Looks nice. Two things on my wish list:
1. Make graphs from Clang's AST.
2. Invent some style flourish to help follow an edge that becomes part of a bundle of many edges.
Looks nice. Two things on my wish list:
1. Make graphs from Clang's AST.
2. Invent some style flourish to help follow an edge that becomes part of a bundle of many edges.
If you can get the AST output into a text file, then it should be easy to convert it to the DOT input that GraphViz takes, which at heart is just a list of node connections (A -> B).
"clang -Xclang -ast-dump=json" will take you partway there.
The issue is to make sense of the incredibly detailed AST to answer various questions about the code base. For example, how to make an information flow graph that shows what functions read and write what variables in a set of C++ classes.
This sounds like it might be a good use case for one of the LLM coding tools.
A pure AST wouldn't even have that information - it'd have the syntax, but not the semantics.
I had tried this with the previous versions of sonnet and gemini pro. Sonnet's context, back then, could not hold the full source I was working on. Reducing the context did allow it produce a graph. Both LLMs produced graphs with enough omissions and errors to make the result not useful.
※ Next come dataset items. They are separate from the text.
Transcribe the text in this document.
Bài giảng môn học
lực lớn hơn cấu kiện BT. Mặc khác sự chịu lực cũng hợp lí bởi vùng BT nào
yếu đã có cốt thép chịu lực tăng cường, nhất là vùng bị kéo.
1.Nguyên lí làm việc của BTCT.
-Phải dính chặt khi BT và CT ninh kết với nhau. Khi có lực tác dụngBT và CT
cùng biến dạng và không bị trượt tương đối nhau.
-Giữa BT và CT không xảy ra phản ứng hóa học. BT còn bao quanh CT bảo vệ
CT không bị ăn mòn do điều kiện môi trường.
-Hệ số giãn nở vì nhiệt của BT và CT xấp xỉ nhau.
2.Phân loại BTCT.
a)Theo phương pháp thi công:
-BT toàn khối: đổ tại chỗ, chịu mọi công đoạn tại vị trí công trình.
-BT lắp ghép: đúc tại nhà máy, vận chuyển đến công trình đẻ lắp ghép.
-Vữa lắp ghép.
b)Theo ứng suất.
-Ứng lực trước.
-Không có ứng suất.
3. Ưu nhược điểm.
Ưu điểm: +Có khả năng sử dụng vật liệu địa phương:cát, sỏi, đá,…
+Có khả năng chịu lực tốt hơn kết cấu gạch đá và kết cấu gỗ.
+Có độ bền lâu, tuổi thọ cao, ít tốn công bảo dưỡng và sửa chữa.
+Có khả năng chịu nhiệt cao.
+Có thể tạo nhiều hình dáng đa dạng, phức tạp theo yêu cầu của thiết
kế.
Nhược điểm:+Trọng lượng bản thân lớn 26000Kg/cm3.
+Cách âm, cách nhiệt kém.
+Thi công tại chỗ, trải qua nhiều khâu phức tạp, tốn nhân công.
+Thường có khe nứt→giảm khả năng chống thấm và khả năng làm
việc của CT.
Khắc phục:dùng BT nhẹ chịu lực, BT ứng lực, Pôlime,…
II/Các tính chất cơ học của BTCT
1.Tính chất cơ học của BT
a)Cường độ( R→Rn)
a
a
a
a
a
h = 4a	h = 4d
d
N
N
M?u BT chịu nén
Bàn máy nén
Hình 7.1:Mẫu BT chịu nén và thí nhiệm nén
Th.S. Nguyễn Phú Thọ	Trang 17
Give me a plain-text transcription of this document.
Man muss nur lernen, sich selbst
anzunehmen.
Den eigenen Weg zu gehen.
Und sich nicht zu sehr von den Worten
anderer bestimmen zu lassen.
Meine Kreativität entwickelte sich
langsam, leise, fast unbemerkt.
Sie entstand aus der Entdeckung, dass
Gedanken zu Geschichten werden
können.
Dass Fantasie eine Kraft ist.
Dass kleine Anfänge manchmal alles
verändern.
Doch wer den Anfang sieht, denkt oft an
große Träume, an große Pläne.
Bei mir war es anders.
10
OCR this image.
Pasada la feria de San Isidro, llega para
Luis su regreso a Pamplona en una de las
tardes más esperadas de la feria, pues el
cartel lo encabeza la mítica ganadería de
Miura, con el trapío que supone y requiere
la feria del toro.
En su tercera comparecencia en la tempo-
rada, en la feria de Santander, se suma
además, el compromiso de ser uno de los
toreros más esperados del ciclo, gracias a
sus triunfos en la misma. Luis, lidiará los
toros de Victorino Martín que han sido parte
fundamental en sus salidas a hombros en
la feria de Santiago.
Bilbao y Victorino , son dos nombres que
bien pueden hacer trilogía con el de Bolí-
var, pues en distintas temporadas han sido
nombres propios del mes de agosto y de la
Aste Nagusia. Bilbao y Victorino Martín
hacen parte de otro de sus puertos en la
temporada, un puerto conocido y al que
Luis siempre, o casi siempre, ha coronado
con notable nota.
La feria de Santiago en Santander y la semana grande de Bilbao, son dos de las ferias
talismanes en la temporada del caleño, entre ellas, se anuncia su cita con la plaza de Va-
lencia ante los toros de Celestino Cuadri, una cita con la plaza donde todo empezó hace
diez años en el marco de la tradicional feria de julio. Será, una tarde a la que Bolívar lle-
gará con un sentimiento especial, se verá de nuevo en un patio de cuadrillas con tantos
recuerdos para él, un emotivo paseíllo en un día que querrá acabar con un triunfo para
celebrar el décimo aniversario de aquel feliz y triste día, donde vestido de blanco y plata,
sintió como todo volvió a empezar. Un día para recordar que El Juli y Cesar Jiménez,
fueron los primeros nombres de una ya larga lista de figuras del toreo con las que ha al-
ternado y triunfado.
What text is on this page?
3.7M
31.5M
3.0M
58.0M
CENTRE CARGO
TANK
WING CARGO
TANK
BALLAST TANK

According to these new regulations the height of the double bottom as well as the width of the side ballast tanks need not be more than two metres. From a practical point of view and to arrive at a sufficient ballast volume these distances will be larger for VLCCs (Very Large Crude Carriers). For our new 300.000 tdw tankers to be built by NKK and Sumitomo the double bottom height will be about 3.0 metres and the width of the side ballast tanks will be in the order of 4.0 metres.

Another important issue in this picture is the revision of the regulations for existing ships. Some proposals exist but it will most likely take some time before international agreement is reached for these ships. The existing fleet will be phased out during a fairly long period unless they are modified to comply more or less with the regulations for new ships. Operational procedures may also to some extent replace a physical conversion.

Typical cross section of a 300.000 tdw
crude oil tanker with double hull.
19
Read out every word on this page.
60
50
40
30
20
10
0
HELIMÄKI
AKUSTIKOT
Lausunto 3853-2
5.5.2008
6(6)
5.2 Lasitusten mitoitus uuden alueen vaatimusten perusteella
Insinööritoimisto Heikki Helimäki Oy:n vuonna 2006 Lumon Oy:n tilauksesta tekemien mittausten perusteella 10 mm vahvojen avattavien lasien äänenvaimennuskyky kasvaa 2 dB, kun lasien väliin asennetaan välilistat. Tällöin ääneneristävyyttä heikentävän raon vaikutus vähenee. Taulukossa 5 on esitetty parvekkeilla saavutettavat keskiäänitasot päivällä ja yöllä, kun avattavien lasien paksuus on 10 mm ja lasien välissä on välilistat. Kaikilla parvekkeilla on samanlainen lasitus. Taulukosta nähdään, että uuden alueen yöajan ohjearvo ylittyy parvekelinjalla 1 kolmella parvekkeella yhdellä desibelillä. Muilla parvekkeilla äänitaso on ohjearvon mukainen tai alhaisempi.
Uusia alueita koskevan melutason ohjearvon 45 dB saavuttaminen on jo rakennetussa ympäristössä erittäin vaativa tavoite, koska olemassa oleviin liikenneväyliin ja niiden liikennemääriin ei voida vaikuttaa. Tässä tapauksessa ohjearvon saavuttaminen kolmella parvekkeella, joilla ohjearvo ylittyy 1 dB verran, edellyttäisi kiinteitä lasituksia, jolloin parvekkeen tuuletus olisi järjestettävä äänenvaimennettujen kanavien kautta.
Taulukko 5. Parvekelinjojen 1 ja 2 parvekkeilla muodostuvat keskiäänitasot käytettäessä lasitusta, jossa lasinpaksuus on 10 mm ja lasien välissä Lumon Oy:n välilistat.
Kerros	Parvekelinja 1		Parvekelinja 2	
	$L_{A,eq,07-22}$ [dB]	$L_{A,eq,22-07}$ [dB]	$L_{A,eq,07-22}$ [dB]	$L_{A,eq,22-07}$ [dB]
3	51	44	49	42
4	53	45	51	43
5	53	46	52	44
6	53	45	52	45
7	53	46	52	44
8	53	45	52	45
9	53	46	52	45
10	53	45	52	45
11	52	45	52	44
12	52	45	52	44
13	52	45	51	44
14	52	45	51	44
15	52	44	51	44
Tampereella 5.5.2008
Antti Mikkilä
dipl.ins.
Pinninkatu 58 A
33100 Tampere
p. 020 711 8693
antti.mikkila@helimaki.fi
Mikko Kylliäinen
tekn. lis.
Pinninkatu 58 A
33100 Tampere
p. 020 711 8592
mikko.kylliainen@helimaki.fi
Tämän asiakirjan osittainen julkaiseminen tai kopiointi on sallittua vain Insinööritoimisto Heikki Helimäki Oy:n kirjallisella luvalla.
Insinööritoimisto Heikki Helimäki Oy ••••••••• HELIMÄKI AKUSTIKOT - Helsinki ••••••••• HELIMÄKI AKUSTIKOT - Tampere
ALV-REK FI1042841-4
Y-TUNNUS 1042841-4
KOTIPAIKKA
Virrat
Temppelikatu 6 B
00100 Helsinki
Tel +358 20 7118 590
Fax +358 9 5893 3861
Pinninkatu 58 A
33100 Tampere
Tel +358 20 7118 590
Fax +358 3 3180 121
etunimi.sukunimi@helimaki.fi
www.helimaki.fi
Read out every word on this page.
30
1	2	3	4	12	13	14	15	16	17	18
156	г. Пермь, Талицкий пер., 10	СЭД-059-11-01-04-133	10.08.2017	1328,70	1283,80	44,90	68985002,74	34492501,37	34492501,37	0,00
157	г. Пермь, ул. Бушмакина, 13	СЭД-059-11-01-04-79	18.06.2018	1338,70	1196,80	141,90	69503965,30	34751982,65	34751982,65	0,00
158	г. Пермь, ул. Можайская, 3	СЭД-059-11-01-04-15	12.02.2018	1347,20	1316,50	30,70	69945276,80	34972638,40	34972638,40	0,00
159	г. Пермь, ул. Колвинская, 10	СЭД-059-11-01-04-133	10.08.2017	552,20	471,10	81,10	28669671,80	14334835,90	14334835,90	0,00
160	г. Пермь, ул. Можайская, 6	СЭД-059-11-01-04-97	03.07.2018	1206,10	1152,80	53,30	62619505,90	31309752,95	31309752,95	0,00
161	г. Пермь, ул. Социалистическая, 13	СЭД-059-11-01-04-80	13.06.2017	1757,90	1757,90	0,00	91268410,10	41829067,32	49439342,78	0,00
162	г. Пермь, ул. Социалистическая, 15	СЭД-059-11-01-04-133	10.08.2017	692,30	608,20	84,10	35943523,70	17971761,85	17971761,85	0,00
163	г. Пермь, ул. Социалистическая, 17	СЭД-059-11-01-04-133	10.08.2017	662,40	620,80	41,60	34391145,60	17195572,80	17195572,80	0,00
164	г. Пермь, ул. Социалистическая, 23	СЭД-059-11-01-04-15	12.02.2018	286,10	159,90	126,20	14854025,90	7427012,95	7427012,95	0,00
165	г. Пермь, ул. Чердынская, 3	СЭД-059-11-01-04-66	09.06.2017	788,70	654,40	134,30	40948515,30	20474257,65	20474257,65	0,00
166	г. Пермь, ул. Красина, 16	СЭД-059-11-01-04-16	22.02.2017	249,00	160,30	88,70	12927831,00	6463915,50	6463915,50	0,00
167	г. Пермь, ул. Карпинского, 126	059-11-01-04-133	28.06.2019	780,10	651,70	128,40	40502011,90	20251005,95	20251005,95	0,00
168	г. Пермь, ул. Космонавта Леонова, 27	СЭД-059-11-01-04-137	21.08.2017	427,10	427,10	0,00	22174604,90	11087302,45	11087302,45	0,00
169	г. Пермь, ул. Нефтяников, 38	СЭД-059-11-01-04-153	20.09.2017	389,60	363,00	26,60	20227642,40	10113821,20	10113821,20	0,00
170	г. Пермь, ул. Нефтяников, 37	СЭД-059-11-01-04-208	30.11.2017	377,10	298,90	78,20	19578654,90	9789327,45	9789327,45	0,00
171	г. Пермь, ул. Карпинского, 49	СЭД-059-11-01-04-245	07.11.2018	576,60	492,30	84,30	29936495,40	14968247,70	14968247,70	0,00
In the end, I wrote an interpreter based on libclang to provide the semantics I needed for my particular case. That was not trivial for me (I have decades of experience with s/w dev, working with graphs, etc - but not compiler development). And I used LLM's help to do the development. The new type of semantics would require hard-coding new AST interpreter and graph construction. Repeating that all today with the better LLMs and after more practice driving them might produce something with less effort / more flexibility.
In any case, this experience gave me a new appreciation for compiler developers!